El valor agregado del proceso de enseñanza-aprendizaje se puede medir y está disponible; basta observar datos de empleabilidad y remuneraciones después de la titulación, porque es allí donde se juega el partido para cerrar las brechas de inequidad social.
Respecto de la acreditación, esta también debe focalizar su esfuerzo en la rendición de cuentas que garanticen que las promesas académicas tienen su correlato en resultados, respetando la diversidad como un valor a cuidar, tanto respecto de la misión como de los distintos grados de madurez de los proyectos universitarios. En Chile, la nueva ley obliga a todas las universidades a someterse a la acreditación institucional, se integra a ella la acreditación de carreras y aumentan las dimensiones a evaluar. Es evidente que se amplía el marco de la regulación, y aunque es prematuro pronunciarse sobre los efectos en materia de calidad, hay razonables aprensiones sobre los riesgos de que estemos avanzando a una sobrerregulación, con excesivo énfasis en los procesos y que puede burocratizar internamente a las universidades.

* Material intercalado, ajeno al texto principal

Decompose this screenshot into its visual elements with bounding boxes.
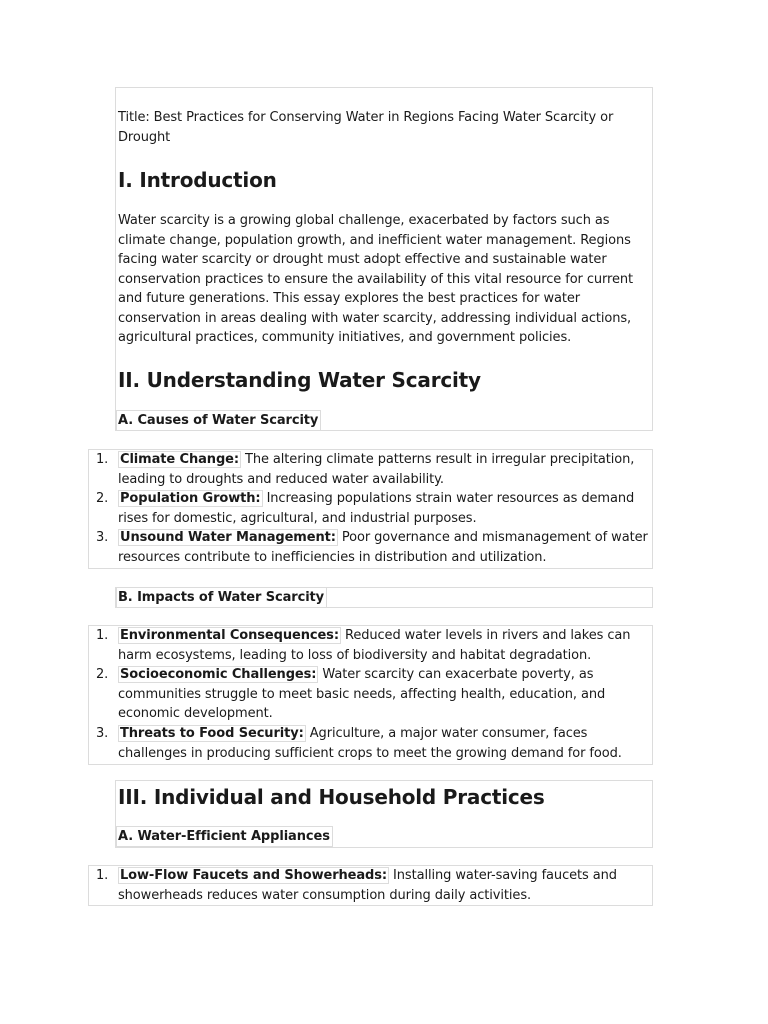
list-term: Low-Flow Faucets and Showerheads:	[120, 868, 388, 883]
list-number: 2.	[96, 667, 109, 683]
subheading-causes: A. Causes of Water Scarcity	[118, 413, 319, 428]
subheading-appliances-frame	[116, 826, 333, 847]
list-number: 2.	[96, 491, 109, 507]
list-text: The altering climate patterns result in irregular precipitation, leading to droughts and reduced water availability.	[118, 452, 635, 487]
subheading-appliances: A. Water-Efficient Appliances	[118, 829, 330, 844]
document-title: Title: Best Practices for Conserving Water in Regions Facing Water Scarcity or Drought	[118, 110, 614, 145]
list-item	[96, 866, 648, 905]
heading-understanding-water-scarcity: II. Understanding Water Scarcity	[118, 368, 481, 392]
subheading-causes-frame	[116, 410, 321, 431]
intro-paragraph: Water scarcity is a growing global challenge, exacerbated by factors such as climate change, population growth, and inefficient water management. Regions facing water scarcity or drought must adopt effective and sustainable water conservation practices to ensure the availability of this vital resource for current and future generations. This essay explores the best practices for water conservation in areas dealing with water scarcity, addressing individual actions, agricultural practices, community initiatives, and government policies.	[118, 213, 634, 345]
list-term: Unsound Water Management:	[120, 530, 336, 546]
list-text: Water scarcity can exacerbate poverty, as communities struggle to meet basic needs, affecting health, education, and economic development.	[118, 667, 606, 722]
list-text: Reduced water levels in rivers and lakes can harm ecosystems, leading to loss of biodiversity and habitat degradation.	[118, 628, 631, 663]
list-item	[96, 528, 648, 567]
list-number: 1.	[96, 452, 109, 467]
list-term: Environmental Consequences:	[120, 628, 339, 643]
list-item	[96, 724, 648, 763]
list-number: 1.	[96, 628, 109, 643]
list-text: Increasing populations strain water resources as demand rises for domestic, agricultural, and industrial purposes.	[118, 491, 635, 526]
heading-introduction: I. Introduction	[118, 168, 277, 192]
list-number: 1.	[96, 868, 109, 883]
list-text: Agriculture, a major water consumer, faces challenges in producing sufficient crops to meet the growing demand for food.	[118, 725, 622, 761]
impacts-list	[96, 626, 648, 763]
subheading-impacts: B. Impacts of Water Scarcity	[118, 590, 325, 605]
list-item	[96, 626, 648, 665]
list-text: Installing water-saving faucets and showerheads reduces water consumption during daily activities.	[118, 868, 617, 903]
list-term: Socioeconomic Challenges:	[120, 667, 317, 683]
list-term: Threats to Food Security:	[120, 725, 304, 741]
list-item	[96, 665, 648, 724]
appliances-list	[96, 866, 648, 905]
causes-list	[96, 450, 648, 568]
list-item	[96, 450, 648, 489]
heading-individual-household-practices: III. Individual and Household Practices	[118, 785, 545, 809]
list-term: Population Growth:	[120, 491, 261, 507]
list-number: 3.	[96, 725, 109, 741]
list-term: Climate Change:	[120, 452, 239, 467]
list-item	[96, 489, 648, 528]
list-text: Poor governance and mismanagement of water resources contribute to inefficiencies in distribution and utilization.	[118, 530, 648, 565]
subheading-impacts-frame	[116, 587, 327, 608]
list-number: 3.	[96, 530, 109, 546]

La calidad es un aspecto clave de la política pública universitaria y hay que persistir en los esfuerzos para mejorar los índices de medición. Su objetivo es que la mayor cobertura en el acceso corra paralela al resguardo de la fe pública para un acceso informado de los estudiantes. Pero no solo eso, también para que el Estado supere la disparidad de criterios y no discrimine en el financiamiento institucional de universidades que han alcanzado un merecido prestigio, ubicadas en los puestos superiores en los rankings y bien calificadas en los procesos de acreditación.